潜入
「ロバちゃんは、ここで静かに待っていろよな」
東ベルン城の北に位置する森の中。パリカールの手綱を手頃な木に結びつけると、ニドは城壁に一番近く、そして細長い木に登った。適当な高さまで来ると、体重をかけて思い切り木の幹をしならせる。ぐんぐんと幹が城壁に近付いていき、最も近付いたところで飛び跳ねた。
「そりゃっ!」
板囲いに上手くしがみ付くと、よじ登って中へと入った。
「へっへー、成功成功」
ニドは周囲に目配りしつつ、城内の中庭へと進む。そこはもぬけの殻だった。
「二回目とはいえ、ゲオルグのおかげでだいぶ楽になったな」
城壁の上にいる見張りに気をつけながら、中央の館内へと足音を殺して忍び込む。ここで、懐の中にいるリスに声を掛けた。
「頼むぜピート」
ピートは宙返りをして地面に降り立つと、通路を先行して走る。曲がり角の度に尻尾を立て、兵士がいれば左右に、いなければ前後に振ってニドに合図した。ニドは以前に侵入した記憶を頼りに館内を調べていき、手早く一階部分を調べ終える。

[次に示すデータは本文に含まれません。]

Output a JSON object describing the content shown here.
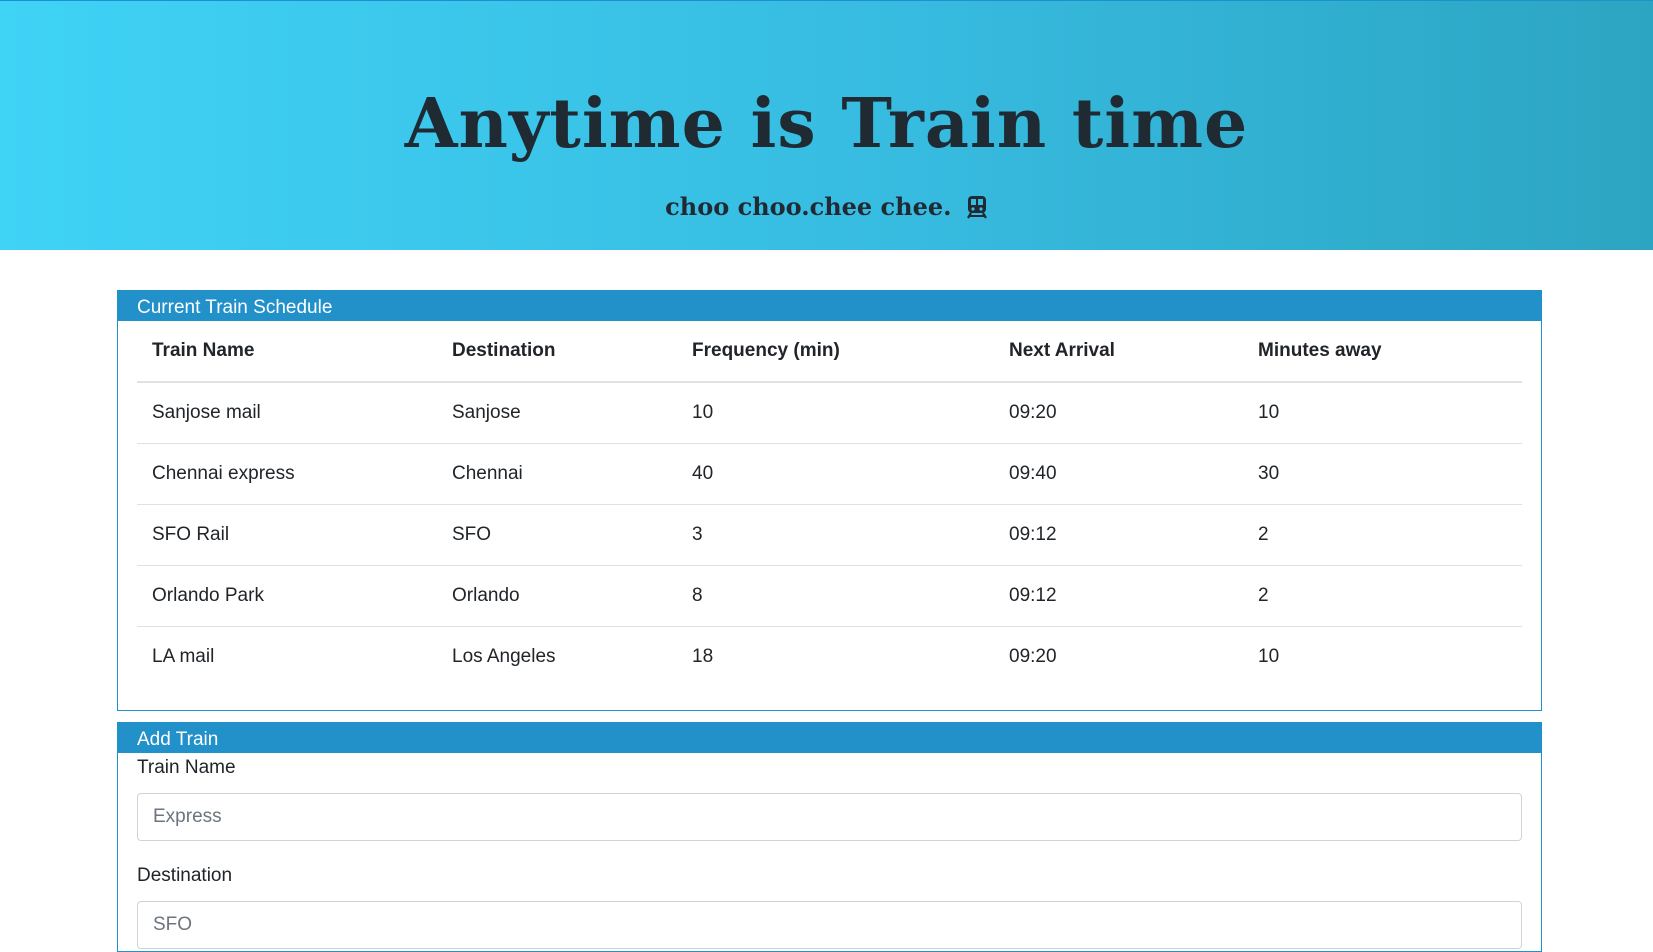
{
  "hero": {
    "title": "Anytime is Train time",
    "subtitle": "choo choo.chee chee.",
    "icon": "train-icon"
  },
  "schedule": {
    "header": "Current Train Schedule",
    "columns": [
      "Train Name",
      "Destination",
      "Frequency (min)",
      "Next Arrival",
      "Minutes away"
    ],
    "rows": [
      [
        "Sanjose mail",
        "Sanjose",
        "10",
        "09:20",
        "10"
      ],
      [
        "Chennai express",
        "Chennai",
        "40",
        "09:40",
        "30"
      ],
      [
        "SFO Rail",
        "SFO",
        "3",
        "09:12",
        "2"
      ],
      [
        "Orlando Park",
        "Orlando",
        "8",
        "09:12",
        "2"
      ],
      [
        "LA mail",
        "Los Angeles",
        "18",
        "09:20",
        "10"
      ]
    ]
  },
  "add_train": {
    "header": "Add Train",
    "train_name_label": "Train Name",
    "train_name_placeholder": "Express",
    "destination_label": "Destination",
    "destination_placeholder": "SFO"
  },
  "colors": {
    "accent": "#2290c9",
    "hero_start": "#3fd3f6",
    "hero_end": "#2ca5c2"
  }
}
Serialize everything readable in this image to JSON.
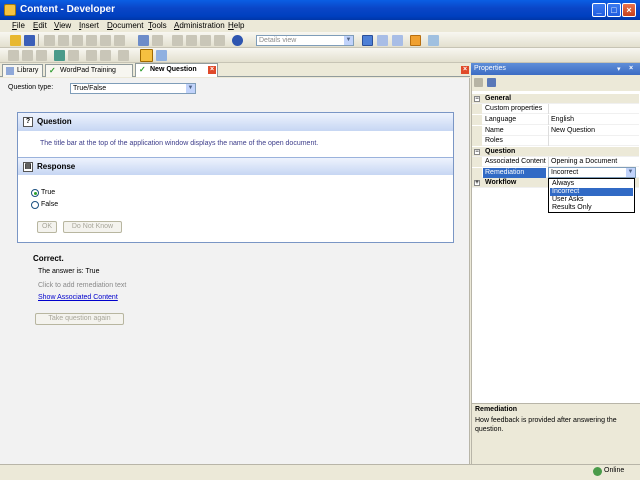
{
  "window": {
    "title": "Content - Developer"
  },
  "menu": [
    {
      "label": "File",
      "hotkey": "F",
      "rest": "ile"
    },
    {
      "label": "Edit",
      "hotkey": "E",
      "rest": "dit"
    },
    {
      "label": "View",
      "hotkey": "V",
      "rest": "iew"
    },
    {
      "label": "Insert",
      "hotkey": "I",
      "rest": "nsert"
    },
    {
      "label": "Document",
      "hotkey": "D",
      "rest": "ocument"
    },
    {
      "label": "Tools",
      "hotkey": "T",
      "rest": "ools"
    },
    {
      "label": "Administration",
      "hotkey": "A",
      "rest": "dministration"
    },
    {
      "label": "Help",
      "hotkey": "H",
      "rest": "elp"
    }
  ],
  "toolbar": {
    "view_select": "Details view"
  },
  "tabs": [
    {
      "label": "Library",
      "icon": "library-icon"
    },
    {
      "label": "WordPad Training",
      "icon": "check-doc-icon"
    },
    {
      "label": "New Question",
      "icon": "check-doc-icon",
      "active": true
    }
  ],
  "editor": {
    "question_type_label": "Question type:",
    "question_type_value": "True/False",
    "question_header": "Question",
    "question_text": "The title bar at the top of the application window displays the name of the open document.",
    "response_header": "Response",
    "options": [
      {
        "label": "True",
        "selected": true
      },
      {
        "label": "False",
        "selected": false
      }
    ],
    "ok_label": "OK",
    "dont_know_label": "Do Not Know",
    "feedback_title": "Correct.",
    "answer_text": "The answer is: True",
    "remediation_hint": "Click to add remediation text",
    "assoc_link": "Show Associated Content",
    "retake_label": "Take question again"
  },
  "properties": {
    "title": "Properties",
    "categories": {
      "general": "General",
      "question": "Question",
      "workflow": "Workflow"
    },
    "rows": {
      "custom": {
        "key": "Custom properties",
        "value": ""
      },
      "language": {
        "key": "Language",
        "value": "English"
      },
      "name": {
        "key": "Name",
        "value": "New Question"
      },
      "roles": {
        "key": "Roles",
        "value": ""
      },
      "assoc": {
        "key": "Associated Content",
        "value": "Opening a Document"
      },
      "remediation": {
        "key": "Remediation",
        "value": "Incorrect"
      }
    },
    "remediation_options": [
      "Always",
      "Incorrect",
      "User Asks",
      "Results Only"
    ],
    "remediation_selected": "Incorrect",
    "description_title": "Remediation",
    "description_text": "How feedback is provided after answering the question."
  },
  "status": {
    "text": "Online"
  },
  "colors": {
    "titlebar": "#0a5ee4",
    "selection": "#316ac5",
    "link": "#0000cc",
    "section_header": "#c6d6f3"
  }
}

「この階には何もなさそうだな。幽閉されてるってんだから、地下にでもいんのか?」
地下へ向かう唯一の階段を見つけ出し、ピートに様子を伺わせる。しかし、ピートは尻尾を左右に振った。ニドも恐る恐る階段を覗き込むと、武装した見張りが三人いた。
「こりゃ難しそうだな……ピート、どうする?」
ふくらんだ尻尾と小さな前足でジェスチャーするピート。ニドは頷きながら聞いた。
「他を当たれってか。そうだな、もう処刑されちまってるかもしれねぇし、処刑室だな」
ニドはピートを肩に乗せ、再び館内を探索し始めた。